‘Sitting in Bars with Cake’ movie review: A tasty tearjerker with its heart in the right place
The Hindu
‘Sitting in Bars with Cake’, starring Yara Shahidi and Odessa A’zion, is a celebration of female friendship that makes sense beyond its quirky title and sugar-frosting
Another cake-themed movie on Amazon Prime Video! Remember Red White & Royal Blue’s “butter-cream summit”? In this adaptation of Audrey Shulman’s cookbook and blog, Sitting in Bars with Cake, (Shulman has also written the script) two 20-somethings, Jane (Yara Shahidi) and Corinne (Odessa A’zion), navigate love and life in Los Angeles (not New York).
The childhood friends are diametrically opposite in temperament.

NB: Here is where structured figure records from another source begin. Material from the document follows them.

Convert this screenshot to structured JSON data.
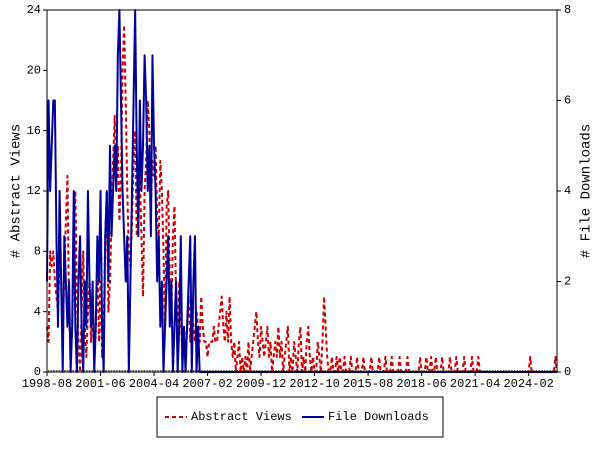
{
  "chart_data": {
    "type": "line",
    "ylabel": "# Abstract Views",
    "y2label": "# File Downloads",
    "ylim": [
      0,
      24
    ],
    "yticks": [
      0,
      4,
      8,
      12,
      16,
      20,
      24
    ],
    "y2lim": [
      0,
      8
    ],
    "y2ticks": [
      0,
      2,
      4,
      6,
      8
    ],
    "legend": "bottom",
    "categories": [
      "1998-08",
      null,
      null,
      null,
      null,
      null,
      null,
      null,
      null,
      null,
      null,
      null,
      null,
      null,
      null,
      null,
      null,
      null,
      null,
      null,
      null,
      null,
      null,
      null,
      null,
      null,
      null,
      null,
      null,
      null,
      null,
      null,
      null,
      null,
      "2001-06",
      null,
      null,
      null,
      null,
      null,
      null,
      null,
      null,
      null,
      null,
      null,
      null,
      null,
      null,
      null,
      null,
      null,
      null,
      null,
      null,
      null,
      null,
      null,
      null,
      null,
      null,
      null,
      null,
      null,
      null,
      null,
      null,
      null,
      "2004-04",
      null,
      null,
      null,
      null,
      null,
      null,
      null,
      null,
      null,
      null,
      null,
      null,
      null,
      null,
      null,
      null,
      null,
      null,
      null,
      null,
      null,
      null,
      null,
      null,
      null,
      null,
      null,
      null,
      null,
      null,
      null,
      null,
      null,
      "2007-02",
      null,
      null,
      null,
      null,
      null,
      null,
      null,
      null,
      null,
      null,
      null,
      null,
      null,
      null,
      null,
      null,
      null,
      null,
      null,
      null,
      null,
      null,
      null,
      null,
      null,
      null,
      null,
      null,
      null,
      null,
      null,
      null,
      null,
      "2009-12",
      null,
      null,
      null,
      null,
      null,
      null,
      null,
      null,
      null,
      null,
      null,
      null,
      null,
      null,
      null,
      null,
      null,
      null,
      null,
      null,
      null,
      null,
      null,
      null,
      null,
      null,
      null,
      null,
      null,
      null,
      null,
      null,
      null,
      "2012-10",
      null,
      null,
      null,
      null,
      null,
      null,
      null,
      null,
      null,
      null,
      null,
      null,
      null,
      null,
      null,
      null,
      null,
      null,
      null,
      null,
      null,
      null,
      null,
      null,
      null,
      null,
      null,
      null,
      null,
      null,
      null,
      null,
      null,
      "2015-08",
      null,
      null,
      null,
      null,
      null,
      null,
      null,
      null,
      null,
      null,
      null,
      null,
      null,
      null,
      null,
      null,
      null,
      null,
      null,
      null,
      null,
      null,
      null,
      null,
      null,
      null,
      null,
      null,
      null,
      null,
      null,
      null,
      null,
      "2018-06",
      null,
      null,
      null,
      null,
      null,
      null,
      null,
      null,
      null,
      null,
      null,
      null,
      null,
      null,
      null,
      null,
      null,
      null,
      null,
      null,
      null,
      null,
      null,
      null,
      null,
      null,
      null,
      null,
      null,
      null,
      null,
      null,
      null,
      "2021-04",
      null,
      null,
      null,
      null,
      null,
      null,
      null,
      null,
      null,
      null,
      null,
      null,
      null,
      null,
      null,
      null,
      null,
      null,
      null,
      null,
      null,
      null,
      null,
      null,
      null,
      null,
      null,
      null,
      null,
      null,
      null,
      null,
      null,
      "2024-02",
      null,
      null,
      null,
      null,
      null,
      null,
      null,
      null,
      null,
      null,
      null,
      null,
      null,
      null,
      null,
      null,
      null,
      null
    ],
    "series": [
      {
        "name": "Abstract Views",
        "color": "#cc0000",
        "dashed": true,
        "axis": "y",
        "values": [
          3,
          2,
          8,
          7,
          8,
          6,
          5,
          4,
          8,
          6,
          2,
          7,
          10,
          13,
          4,
          1,
          3,
          8,
          12,
          5,
          2,
          0,
          4,
          8,
          3,
          1,
          4,
          6,
          2,
          5,
          1,
          3,
          8,
          2,
          6,
          1,
          3,
          9,
          12,
          4,
          6,
          10,
          14,
          17,
          13,
          15,
          10,
          13,
          20,
          23,
          18,
          12,
          8,
          7,
          10,
          14,
          16,
          9,
          11,
          13,
          9,
          5,
          12,
          14,
          18,
          16,
          11,
          14,
          13,
          15,
          10,
          9,
          14,
          12,
          8,
          3,
          11,
          12,
          6,
          4,
          9,
          11,
          5,
          2,
          6,
          4,
          1,
          2,
          2,
          3,
          5,
          2,
          4,
          3,
          2,
          4,
          3,
          2,
          5,
          3,
          2,
          2,
          1,
          2,
          2,
          2,
          3,
          2,
          2,
          3,
          4,
          5,
          3,
          2,
          4,
          2,
          5,
          2,
          1,
          2,
          0,
          1,
          2,
          0,
          1,
          0,
          1,
          0,
          2,
          0,
          1,
          2,
          3,
          4,
          2,
          1,
          3,
          2,
          1,
          2,
          3,
          1,
          2,
          0,
          1,
          2,
          1,
          3,
          1,
          2,
          0,
          1,
          2,
          3,
          0,
          1,
          0,
          2,
          1,
          0,
          2,
          3,
          0,
          1,
          0,
          2,
          3,
          1,
          0,
          1,
          0,
          0,
          2,
          1,
          0,
          2,
          5,
          3,
          1,
          0,
          0,
          1,
          0,
          0,
          1,
          0,
          1,
          0,
          0,
          1,
          0,
          0,
          0,
          1,
          0,
          0,
          0,
          1,
          0,
          0,
          0,
          1,
          0,
          0,
          0,
          0,
          1,
          0,
          0,
          0,
          0,
          1,
          0,
          0,
          0,
          1,
          0,
          0,
          0,
          1,
          0,
          0,
          0,
          0,
          1,
          0,
          0,
          0,
          0,
          1,
          0,
          0,
          0,
          0,
          0,
          0,
          0,
          1,
          0,
          0,
          0,
          1,
          0,
          0,
          1,
          0,
          0,
          1,
          0,
          0,
          0,
          1,
          0,
          0,
          0,
          0,
          1,
          0,
          0,
          0,
          1,
          0,
          0,
          0,
          0,
          1,
          0,
          0,
          0,
          0,
          1,
          0,
          0,
          0,
          1,
          0,
          0,
          0,
          0,
          0,
          0,
          0,
          0,
          0,
          0,
          0,
          0,
          0,
          0,
          0,
          0,
          0,
          0,
          0,
          0,
          0,
          0,
          0,
          0,
          0,
          0,
          0,
          0,
          0,
          0,
          0,
          0,
          1,
          0,
          0,
          0,
          0,
          0,
          0,
          0,
          0,
          0,
          0,
          0,
          0,
          0,
          0,
          0,
          1,
          0
        ]
      },
      {
        "name": "File Downloads",
        "color": "#000099",
        "dashed": false,
        "axis": "y2",
        "values": [
          2,
          6,
          4,
          5,
          6,
          6,
          3,
          1,
          4,
          2,
          0,
          3,
          2,
          1,
          2,
          0,
          1,
          4,
          1,
          0,
          2,
          3,
          1,
          0,
          2,
          1,
          4,
          2,
          1,
          2,
          0,
          1,
          3,
          2,
          4,
          1,
          0,
          3,
          4,
          2,
          5,
          3,
          4,
          5,
          4,
          7,
          8,
          6,
          4,
          3,
          2,
          3,
          0,
          2,
          4,
          6,
          8,
          5,
          3,
          6,
          4,
          5,
          7,
          6,
          4,
          5,
          3,
          7,
          5,
          4,
          2,
          3,
          1,
          2,
          0,
          1,
          2,
          3,
          1,
          2,
          0,
          1,
          2,
          0,
          1,
          3,
          0,
          1,
          0,
          1,
          2,
          3,
          0,
          2,
          3,
          0,
          1,
          0,
          0,
          0,
          0,
          0,
          0,
          0,
          0,
          0,
          0,
          0,
          0,
          0,
          0,
          0,
          0,
          0,
          0,
          0,
          0,
          0,
          0,
          0,
          0,
          0,
          0,
          0,
          0,
          0,
          0,
          0,
          0,
          0,
          0,
          0,
          0,
          0,
          0,
          0,
          0,
          0,
          0,
          0,
          0,
          0,
          0,
          0,
          0,
          0,
          0,
          0,
          0,
          0,
          0,
          0,
          0,
          0,
          0,
          0,
          0,
          0,
          0,
          0,
          0,
          0,
          0,
          0,
          0,
          0,
          0,
          0,
          0,
          0,
          0,
          0,
          0,
          0,
          0,
          0,
          0,
          0,
          0,
          0,
          0,
          0,
          0,
          0,
          0,
          0,
          0,
          0,
          0,
          0,
          0,
          0,
          0,
          0,
          0,
          0,
          0,
          0,
          0,
          0,
          0,
          0,
          0,
          0,
          0,
          0,
          0,
          0,
          0,
          0,
          0,
          0,
          0,
          0,
          0,
          0,
          0,
          0,
          0,
          0,
          0,
          0,
          0,
          0,
          0,
          0,
          0,
          0,
          0,
          0,
          0,
          0,
          0,
          0,
          0,
          0,
          0,
          0,
          0,
          0,
          0,
          0,
          0,
          0,
          0,
          0,
          0,
          0,
          0,
          0,
          0,
          0,
          0,
          0,
          0,
          0,
          0,
          0,
          0,
          0,
          0,
          0,
          0,
          0,
          0,
          0,
          0,
          0,
          0,
          0,
          0,
          0,
          0,
          0,
          0,
          0,
          0,
          0,
          0,
          0,
          0,
          0,
          0,
          0,
          0,
          0,
          0,
          0,
          0,
          0,
          0,
          0,
          0,
          0,
          0,
          0,
          0,
          0,
          0,
          0,
          0,
          0,
          0,
          0,
          0,
          0,
          0,
          0,
          0,
          0,
          0,
          0,
          0,
          0,
          0,
          0,
          0,
          0,
          0,
          0,
          0,
          0,
          0,
          0,
          0
        ]
      }
    ]
  }
}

Where Corrine is an extrovert determined to climb up the cutthroat ladder of the music industry, presided over by Benita (Bette Midler) who covers ideas in “keto and contempt”, Jane is shy and retiring, studying to apply in prestigious law schools.
Jane has a secret superpower though — she bakes amazing cakes. When she comes to Corrine’s birthday party at a bar with a cake she baked, she is suddenly the cynosure of all eyes. While Jane dismisses it as a fluke (even men laughing at her convection oven joke — I’d never joke about one), Corrine sees the possibilities.
Jane and Corrine decide on a project of going to different bars every week for a year with a homemade cake as a way to meet men. And so there is a chart demarking the different areas of LA, the bars and clientele in those particular bars, and the cakes that would work there. The chart has the bar’s name, the cake and the result (a date, a phone number or more).
The first cake Jane bakes, a towering red velvet and cream cheese concoction, gets her a not-very-nice picture from a man at the bar. Jane and Corrine persist and are repaid with some nice guys and experiences. Along the way, of going to bars and offering slices of delicious cake to complete strangers, Jane gains confidence, maybe enough to talk to the cute boy at the office, Owen (Rish Shah), where she delivers mail.
And just as everything is puttering along nicely on buttercream and frosting, comes Corrine’s terrible, life-altering diagnosis. Though Jane feels they should put the “cakebarring” on hold, Corrine insists they go ahead with it, as she needs it as much as Jane does.
Through the year, Jane and Corrine learn about choices, following dreams, friendship and lingerie — Corrine dismisses Jane’s underwear as the “chastity collection from the Von Trapp family singers.”